Legend insists that Attila the Hun was buried beneath a diversion of the famous Tizsa river. Reports of his death are clouded in time but one of the more alluring accounts suggests that he suffered a nosebleed whilst drunk and choked to death in a stupor. He was encased in a thick coffin made of gold, silver, and iron, along with some of the spoils of his conquests. His men diverted a section of the river Tisza, buried the coffin beneath the riverbed, and then were murdered in order to enshrine the whereabouts of his body in mystery.
One can imagine circles of men sitting late into autumn nights, imagining the flow of water above the leader's coffin, above his legacy and sunken wealth, a river eroding a new path and submerging a valuable history. Imagine the men working for months and years, feeling their way along the river, its tributaries and sources, trying to identify something unnatural, something of human diversion. Within those geographies, somewhere, an impossible narrative arises and suspicion is stirred by the landscape, the river itself an artefact of hidden human processes.
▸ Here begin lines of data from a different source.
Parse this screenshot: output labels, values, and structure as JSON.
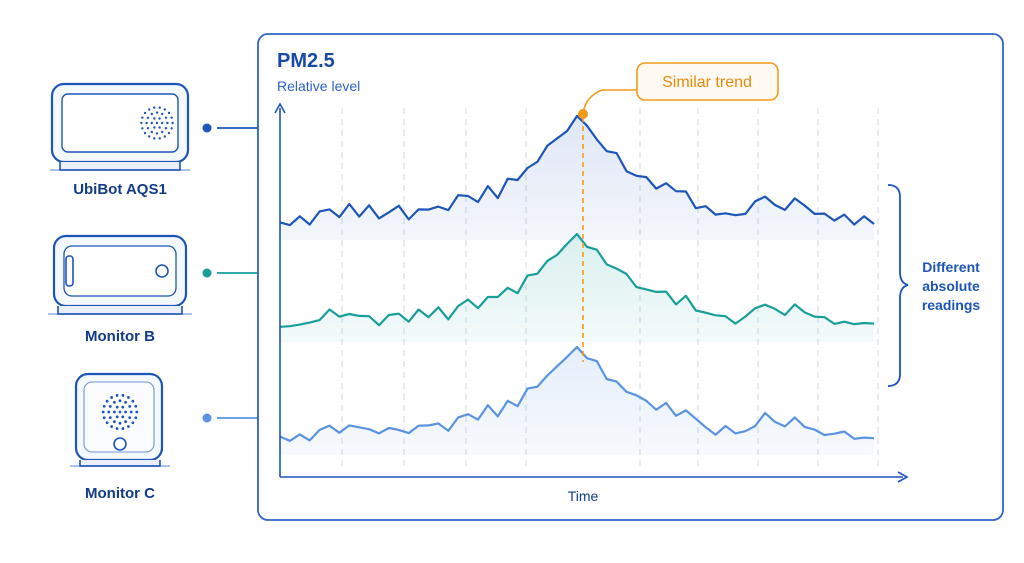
{
  "devices": [
    {
      "name": "UbiBot AQS1",
      "color": "#1d55b8",
      "icon": "air-quality-sensor-icon"
    },
    {
      "name": "Monitor B",
      "color": "#1a9e9a",
      "icon": "tablet-monitor-icon"
    },
    {
      "name": "Monitor C",
      "color": "#5b93e0",
      "icon": "cube-monitor-icon"
    }
  ],
  "chart": {
    "title": "PM2.5",
    "ylabel": "Relative level",
    "xlabel": "Time",
    "callout": "Similar trend",
    "bracket_label_lines": [
      "Different",
      "absolute",
      "readings"
    ],
    "frame_color": "#2f63c9",
    "callout_color": "#f59b1c",
    "bracket_color": "#1d55b8"
  },
  "chart_data": {
    "type": "line",
    "description_free": true,
    "x": [
      0,
      1,
      2,
      3,
      4,
      5,
      6,
      7,
      8,
      9,
      10,
      11,
      12,
      13,
      14,
      15,
      16,
      17,
      18,
      19,
      20,
      21,
      22,
      23,
      24,
      25,
      26,
      27,
      28,
      29,
      30,
      31,
      32,
      33,
      34,
      35,
      36,
      37,
      38,
      39,
      40,
      41,
      42,
      43,
      44,
      45,
      46,
      47,
      48,
      49,
      50,
      51,
      52,
      53,
      54,
      55,
      56,
      57,
      58,
      59,
      60
    ],
    "shape": [
      0.05,
      0.04,
      0.09,
      0.06,
      0.12,
      0.18,
      0.14,
      0.2,
      0.13,
      0.16,
      0.1,
      0.14,
      0.17,
      0.12,
      0.18,
      0.15,
      0.22,
      0.16,
      0.25,
      0.3,
      0.26,
      0.36,
      0.31,
      0.44,
      0.4,
      0.55,
      0.62,
      0.72,
      0.8,
      0.88,
      1.0,
      0.9,
      0.82,
      0.7,
      0.64,
      0.55,
      0.48,
      0.44,
      0.38,
      0.4,
      0.3,
      0.34,
      0.22,
      0.18,
      0.12,
      0.16,
      0.1,
      0.14,
      0.21,
      0.28,
      0.22,
      0.19,
      0.25,
      0.2,
      0.14,
      0.1,
      0.08,
      0.12,
      0.06,
      0.09,
      0.05
    ],
    "series": [
      {
        "offset": 0.0
      },
      {
        "offset": 0.0
      },
      {
        "offset": 0.0
      }
    ]
  }
}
Elsewhere, a street is renamed in his honour.
Sources as old as this myth surrounding the death of Attila the Hun posit the end of the Beskids, a mountain range within the Carpathian region, as concurrent with the beginning of the Tisza River. Later sources, indeed those that influence modern day thought, deny this however and suggest that the Beskids begin further west, beyond Ukraine and into Poland.
At various junctures in the written history of that area, people have been forced into exile on both sides of the border at the whim of an opposing or changed government, sometimes their own, often driven into the famous, small wooden churches that are scattered across the region for sanctuary.
Thus, the redrawing of boundaries can exile people in the night as they sleep. The individual does not wake or move but silently their fate and patriation are changed as maps are recoloured.
Mountains too, without shifting an inch, can witness the next morning's sun part as a defining geography of a new country. Sedimentary flysch deposits, conifer forests, lynx and chamois populations - all are bestowed a new significance.